Snohomish librarian learns that LEGOs aren’t just building blocks anymore

Kathy Smargiassi has many strengths as a children’s librarian.

Until a few years ago though, robotics wasn’t one of them.

Smargiassi was working at the Marysville Library, when she was put in charge of the LEGO® Club and challenged to expand the library offerings to include a robotics component using LEGO Mindstorms® kits.

“I was surprised because I had zero background in robotics,” Smargiassi said.

Besides the familiar plastic blocks that middle-aged parents played with long ago, LEGO Mindstorms use a variety of sensors, gears, wheels, motors and a programmable controller that make small robots follow specific commands. Users can write the command codes on a tablet or laptop.

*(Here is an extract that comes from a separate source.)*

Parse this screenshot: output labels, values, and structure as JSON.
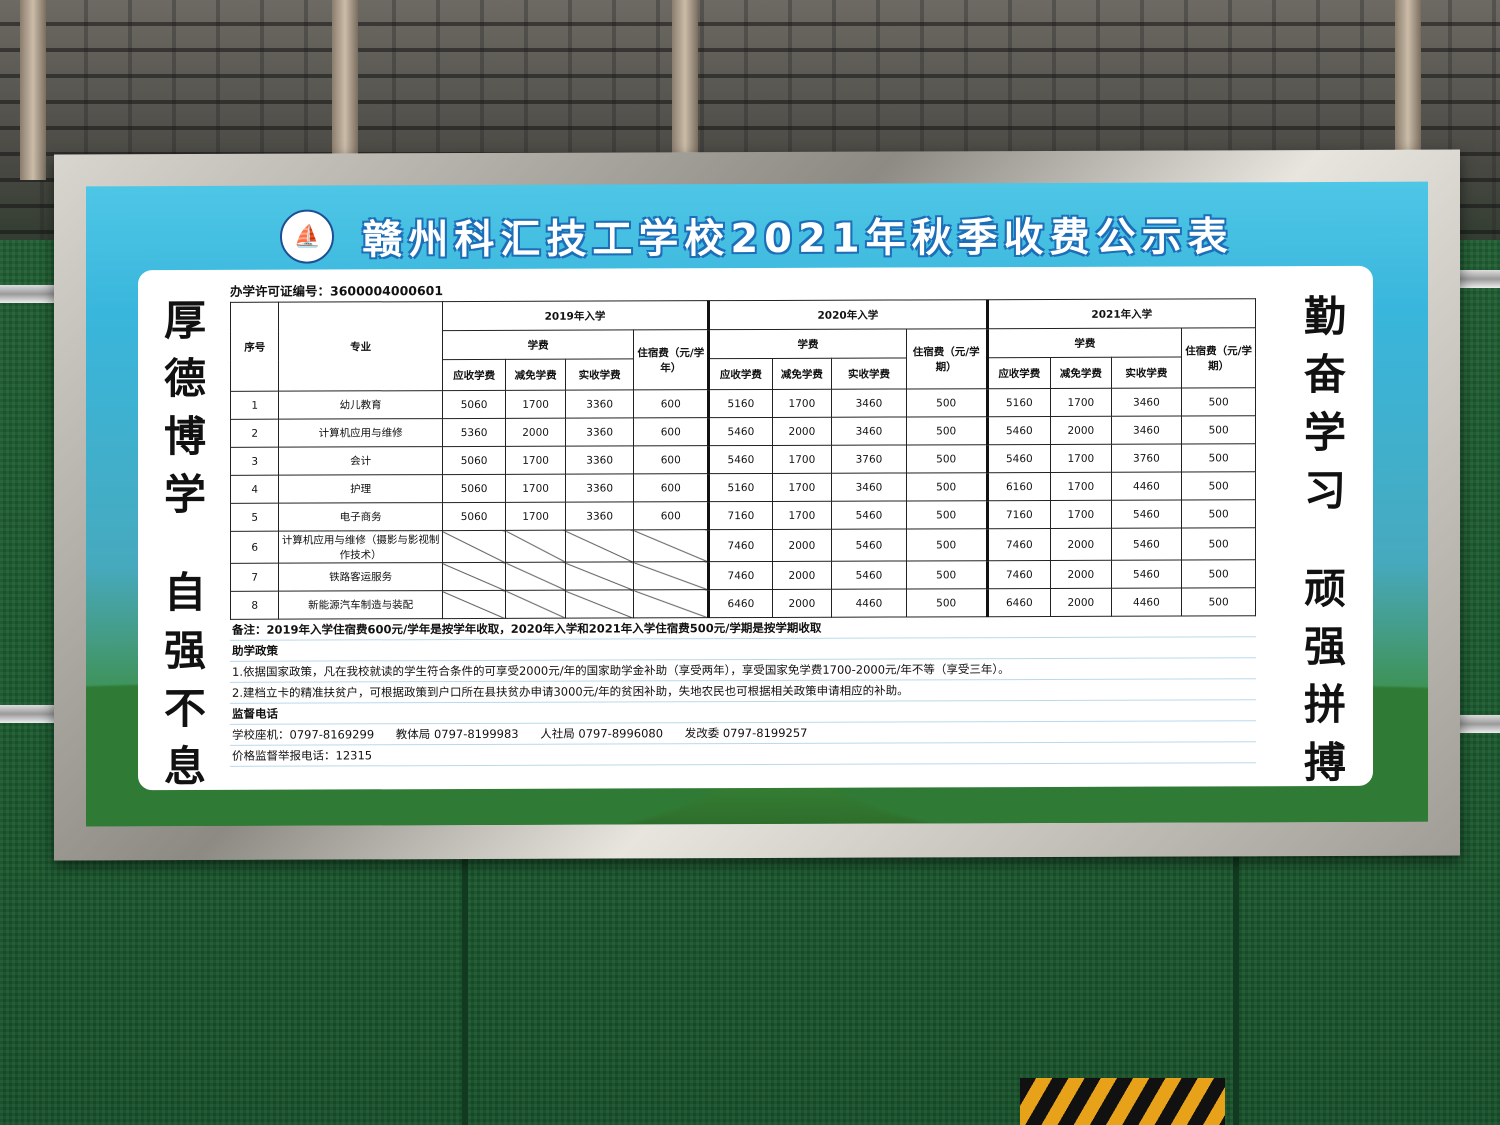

So Smargiassi and Assistant Library Manager Jill Wubbenhorst applied for and received a grant to bring the Mindstorms kits into the library. Once the kits came in, Smargiassi learned how to build some robots and explored how various software coding commands control the attached LEGO hardware. She studied the technology teaching tips of Dr. Damien Kee. She learned enough to teach other librarians how Mindstorms worked.

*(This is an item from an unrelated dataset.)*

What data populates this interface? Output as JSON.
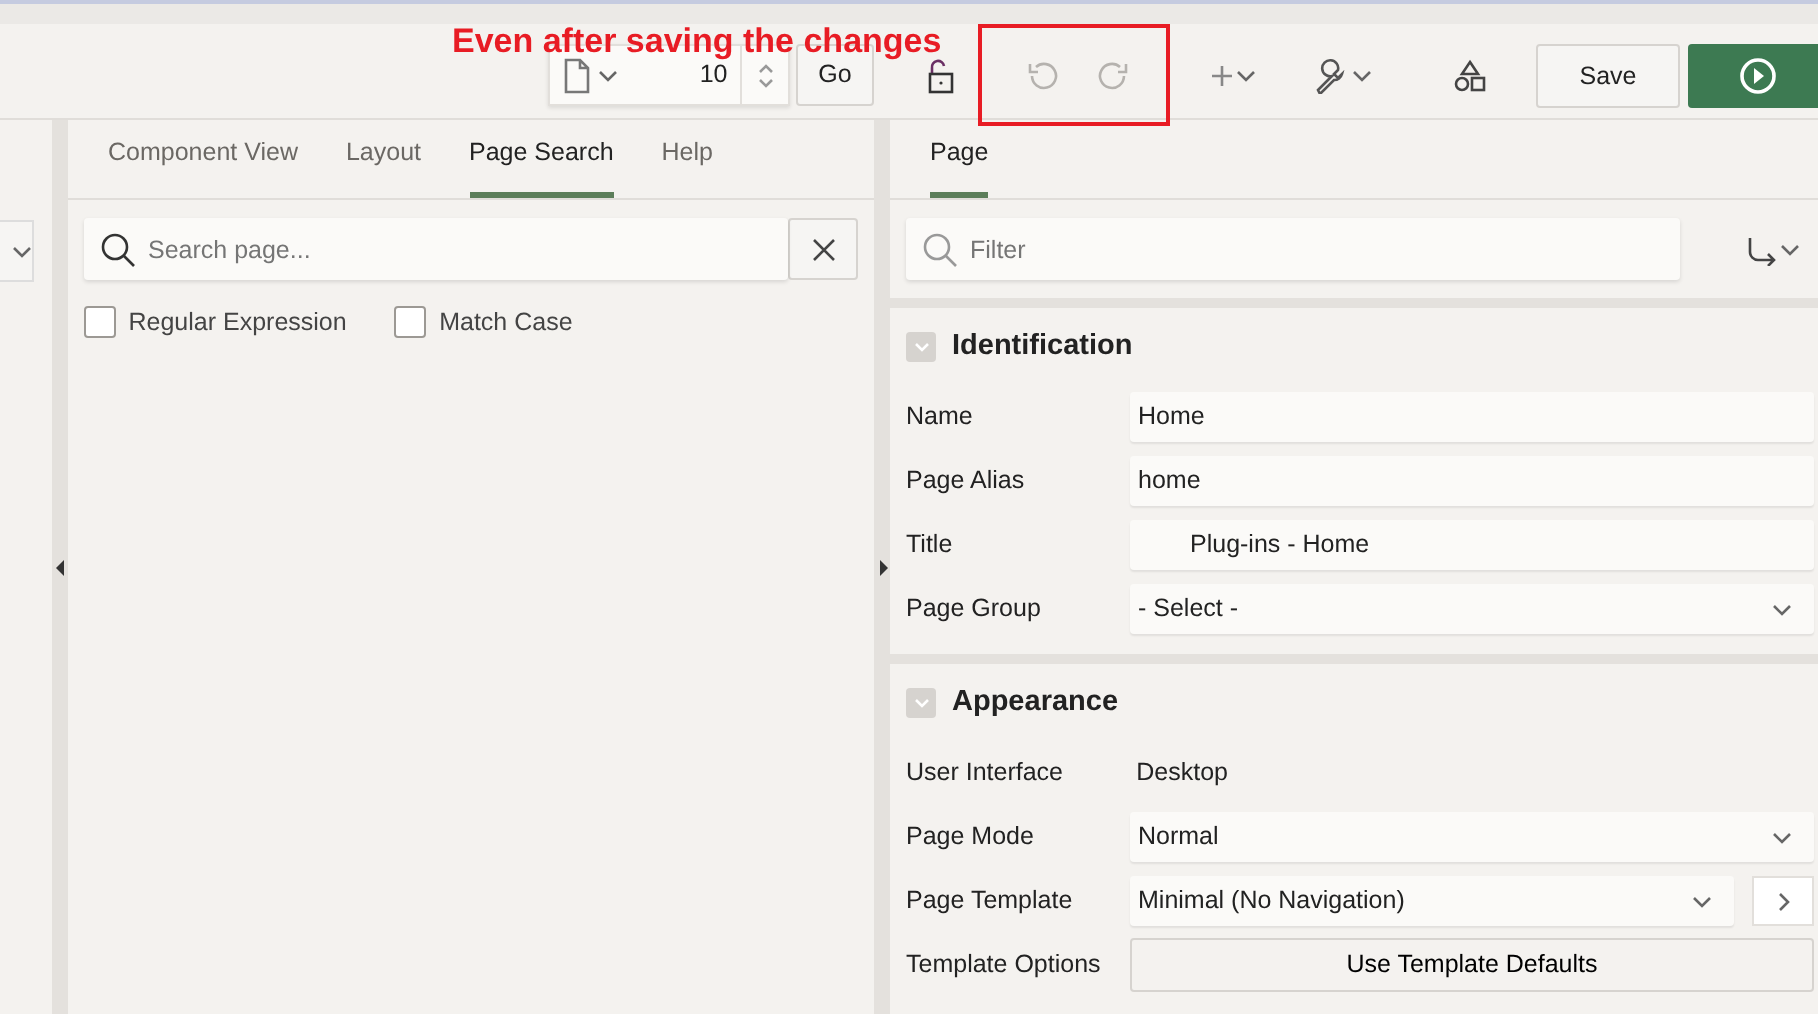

Smargiassi started monthly LEGO Mindstorms meetings at the library in addition to the regular Lego Club. Eventually, she led a 3-week series to build a more-complex robot and challenged four teams to each build a robot that could sort items by color.

In 2016, she and Marysville Teen Librarian Marta Murvosh organized a Robot Rally that attracted more than 50 participants, including supportive parents, robotics teams from Cedarcrest Middle School and Lakewood High School, and engineering students from Washington State University.

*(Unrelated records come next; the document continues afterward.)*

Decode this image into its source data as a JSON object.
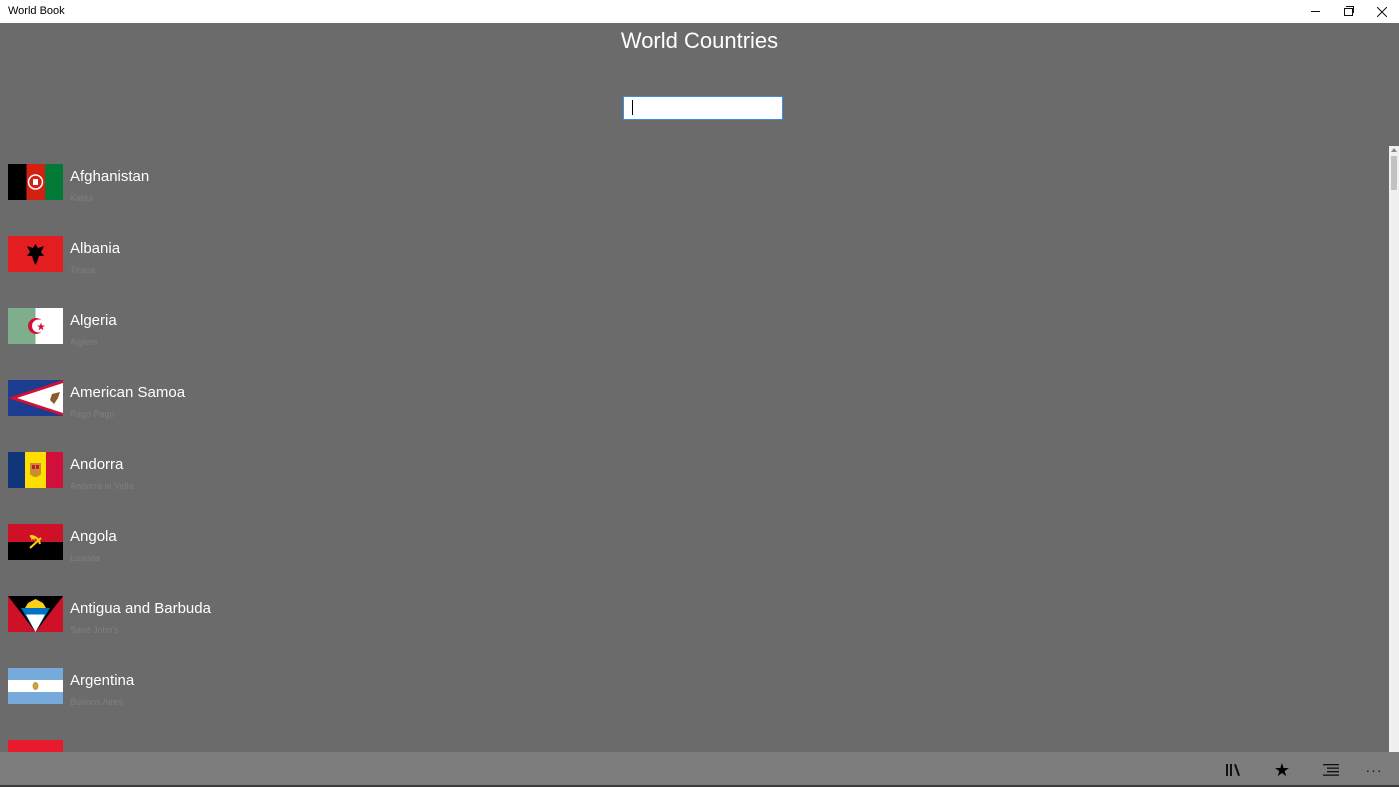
{
  "window": {
    "title": "World Book"
  },
  "page": {
    "heading": "World Countries"
  },
  "search": {
    "value": "",
    "placeholder": ""
  },
  "countries": [
    {
      "name": "Afghanistan",
      "capital": "Kabul",
      "flag_icon": "flag-afghanistan-icon"
    },
    {
      "name": "Albania",
      "capital": "Tirana",
      "flag_icon": "flag-albania-icon"
    },
    {
      "name": "Algeria",
      "capital": "Algiers",
      "flag_icon": "flag-algeria-icon"
    },
    {
      "name": "American Samoa",
      "capital": "Pago Pago",
      "flag_icon": "flag-american-samoa-icon"
    },
    {
      "name": "Andorra",
      "capital": "Andorra la Vella",
      "flag_icon": "flag-andorra-icon"
    },
    {
      "name": "Angola",
      "capital": "Luanda",
      "flag_icon": "flag-angola-icon"
    },
    {
      "name": "Antigua and Barbuda",
      "capital": "Saint John's",
      "flag_icon": "flag-antigua-and-barbuda-icon"
    },
    {
      "name": "Argentina",
      "capital": "Buenos Aires",
      "flag_icon": "flag-argentina-icon"
    },
    {
      "name": "",
      "capital": "",
      "flag_icon": "flag-armenia-icon"
    }
  ],
  "app_bar": {
    "buttons": [
      {
        "icon": "library-icon"
      },
      {
        "icon": "star-icon"
      },
      {
        "icon": "list-icon"
      },
      {
        "icon": "more-icon",
        "label": "···"
      }
    ]
  },
  "colors": {
    "background": "#6b6b6b",
    "app_bar": "#7d7d7d",
    "search_border": "#3b8ee8",
    "capital_text": "#7f7f7f"
  }
}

In early 2017, Smargiassi moved to the Snohomish Library and hit the ground running with the library’s LEGO Lab: “We let them play. We just say, ‘Build.’ ”

She also continued to work with LEGO Mindstorms and wrote another grant, this time to purchase a kit for the Snohomish Library.

Smargiassi says she Lego Mindstorms programs make students think and analyze. “I would challenge them to make their robot stop on a color, or sense something in front of it and not crash,” she said.

Now with a few years of robotics experience, Smargiassi remains modest.

“I’m still not a robotics expert, but I can get kids started,” she said.

One of the kids Smargiassi got started is Minoru Madero, now 11.

“He’s always loved building things,” said Minoru’s mom, Gaby Madero. “He loves figuring out how things work and how to put things back together.”

Smargiassi said Minoru inspired other kids in the Lego Club to build “huge creations. That was just him.” But Minoru wanted to do more and he wanted to do it with a LEGO Mindstorms kit.

“He asked and asked and asked for a Mindstorm of his own, but you know, they’re very expensive,” Gaby Madero said.

Smargiassi said Minoru checked out the library’s Mindstorms kit and attended her Mindstorm programs. He learned how Mindstorms work.

“I like that they do stuff as you control them,” Minoru said. “I like that you can build them.”

In May, Smargiassi organized a Robot Rally in Snohomish that brought in a couple of high school teams and several Snohomish School District teachers with their robots. She challenged attendees to program Mindstorms robots to navigate through a maze. Minoru came and was enthralled.

Minoru’s passion for robotics has now led him to the Sonic Squirrels with FIRST Robotics, a nonprofit group that advances STEM education.

“I like to think that the library programs he attended inspired him to find success in robotics and will lead him to an exciting career,” Smargiassi said.